- Opioids are ineffective for relieving acute low back or neck pain in the short term and may lead to worse outcomes in the long term. A landmark trial showed no significant difference in pain scores between patients who took opioids and those who took a placebo after 6 weeks. In fact, after 1 year, the placebo group had slightly lower pain scores.
Opioid use for acute low back pain and neck pain should be avoided altogether based on the trial’s findings. Before this study, there was limited evidence on the effectiveness of opioids for these conditions, yet they were commonly prescribed. This trial provides practice-changing results, challenging the widespread use of opioids.
The trial involved 347 adults experiencing low back pain or neck pain for 12 weeks or less. They were randomly assigned to receive guideline-recommended care with an opioid or a placebo for up to 6 weeks. The results highlight the need to reconsider the use of opioids in these acute pain conditions.

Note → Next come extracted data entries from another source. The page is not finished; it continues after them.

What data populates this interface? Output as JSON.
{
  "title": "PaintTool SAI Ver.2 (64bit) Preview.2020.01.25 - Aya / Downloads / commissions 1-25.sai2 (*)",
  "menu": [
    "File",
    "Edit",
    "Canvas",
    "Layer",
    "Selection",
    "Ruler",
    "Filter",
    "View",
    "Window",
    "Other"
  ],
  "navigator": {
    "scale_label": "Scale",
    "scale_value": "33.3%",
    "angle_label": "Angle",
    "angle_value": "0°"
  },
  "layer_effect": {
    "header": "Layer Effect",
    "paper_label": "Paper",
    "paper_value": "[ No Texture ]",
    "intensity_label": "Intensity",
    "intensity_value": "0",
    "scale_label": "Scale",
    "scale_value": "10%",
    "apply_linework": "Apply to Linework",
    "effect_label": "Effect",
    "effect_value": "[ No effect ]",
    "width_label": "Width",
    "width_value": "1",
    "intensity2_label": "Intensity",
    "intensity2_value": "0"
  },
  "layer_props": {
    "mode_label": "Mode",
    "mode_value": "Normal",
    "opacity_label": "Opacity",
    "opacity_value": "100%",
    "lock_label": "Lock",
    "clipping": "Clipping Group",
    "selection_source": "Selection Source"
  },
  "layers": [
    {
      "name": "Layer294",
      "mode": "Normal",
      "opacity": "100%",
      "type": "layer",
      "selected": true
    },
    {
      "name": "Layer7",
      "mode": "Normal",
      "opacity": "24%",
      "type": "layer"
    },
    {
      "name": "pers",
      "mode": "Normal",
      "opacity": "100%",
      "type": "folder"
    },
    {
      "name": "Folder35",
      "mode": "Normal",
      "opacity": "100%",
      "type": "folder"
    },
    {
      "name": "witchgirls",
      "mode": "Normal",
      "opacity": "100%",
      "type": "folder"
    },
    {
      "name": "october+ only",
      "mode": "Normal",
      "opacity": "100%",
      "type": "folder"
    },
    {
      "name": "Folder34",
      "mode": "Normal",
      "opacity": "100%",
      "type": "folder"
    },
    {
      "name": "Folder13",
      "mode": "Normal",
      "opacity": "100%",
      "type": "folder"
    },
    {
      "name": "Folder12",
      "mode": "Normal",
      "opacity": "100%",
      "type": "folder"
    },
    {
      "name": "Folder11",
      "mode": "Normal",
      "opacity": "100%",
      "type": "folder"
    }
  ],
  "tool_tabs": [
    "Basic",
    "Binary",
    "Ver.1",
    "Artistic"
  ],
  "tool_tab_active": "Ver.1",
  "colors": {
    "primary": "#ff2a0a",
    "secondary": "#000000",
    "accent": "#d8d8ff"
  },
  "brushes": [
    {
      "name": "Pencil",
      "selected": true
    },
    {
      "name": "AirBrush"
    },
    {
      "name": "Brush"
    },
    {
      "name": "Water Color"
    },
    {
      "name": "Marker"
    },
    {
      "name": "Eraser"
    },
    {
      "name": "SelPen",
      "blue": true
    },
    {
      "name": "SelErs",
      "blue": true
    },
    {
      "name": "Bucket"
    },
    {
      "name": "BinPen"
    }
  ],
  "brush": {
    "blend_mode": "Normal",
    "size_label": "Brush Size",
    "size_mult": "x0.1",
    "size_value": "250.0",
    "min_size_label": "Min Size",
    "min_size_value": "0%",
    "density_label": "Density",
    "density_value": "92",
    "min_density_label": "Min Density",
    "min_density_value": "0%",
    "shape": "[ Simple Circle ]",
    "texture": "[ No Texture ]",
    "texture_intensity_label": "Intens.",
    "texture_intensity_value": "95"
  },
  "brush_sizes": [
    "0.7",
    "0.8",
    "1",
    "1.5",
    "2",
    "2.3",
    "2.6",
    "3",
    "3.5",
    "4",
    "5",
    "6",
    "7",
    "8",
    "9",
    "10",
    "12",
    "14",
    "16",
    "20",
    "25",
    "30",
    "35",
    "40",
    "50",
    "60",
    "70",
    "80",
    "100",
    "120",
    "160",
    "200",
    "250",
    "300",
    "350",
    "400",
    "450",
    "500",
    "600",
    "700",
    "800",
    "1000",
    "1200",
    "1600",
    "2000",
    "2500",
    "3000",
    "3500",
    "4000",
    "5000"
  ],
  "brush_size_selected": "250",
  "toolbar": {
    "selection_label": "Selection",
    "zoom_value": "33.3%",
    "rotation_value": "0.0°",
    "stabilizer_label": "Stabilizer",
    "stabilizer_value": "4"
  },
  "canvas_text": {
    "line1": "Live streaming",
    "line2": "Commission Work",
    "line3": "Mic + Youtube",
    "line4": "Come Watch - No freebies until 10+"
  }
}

Opioids aren’t helpful for short-term relief of back and neck pain. In fact, they may make things worse in the long run.
A groundbreaking trial suggests that opioids should be avoided altogether for these types of pain.
The study involved 347 adults with recent back or neck pain, showing that opioids didn’t provide significant benefits compared to placebo.
Supplemental Information ℹ️
Please note that the information provided above is a summary and interpretation of the original article. It is important to refer to the full study published in The Lancet for a comprehensive understanding of the trial’s methods and results.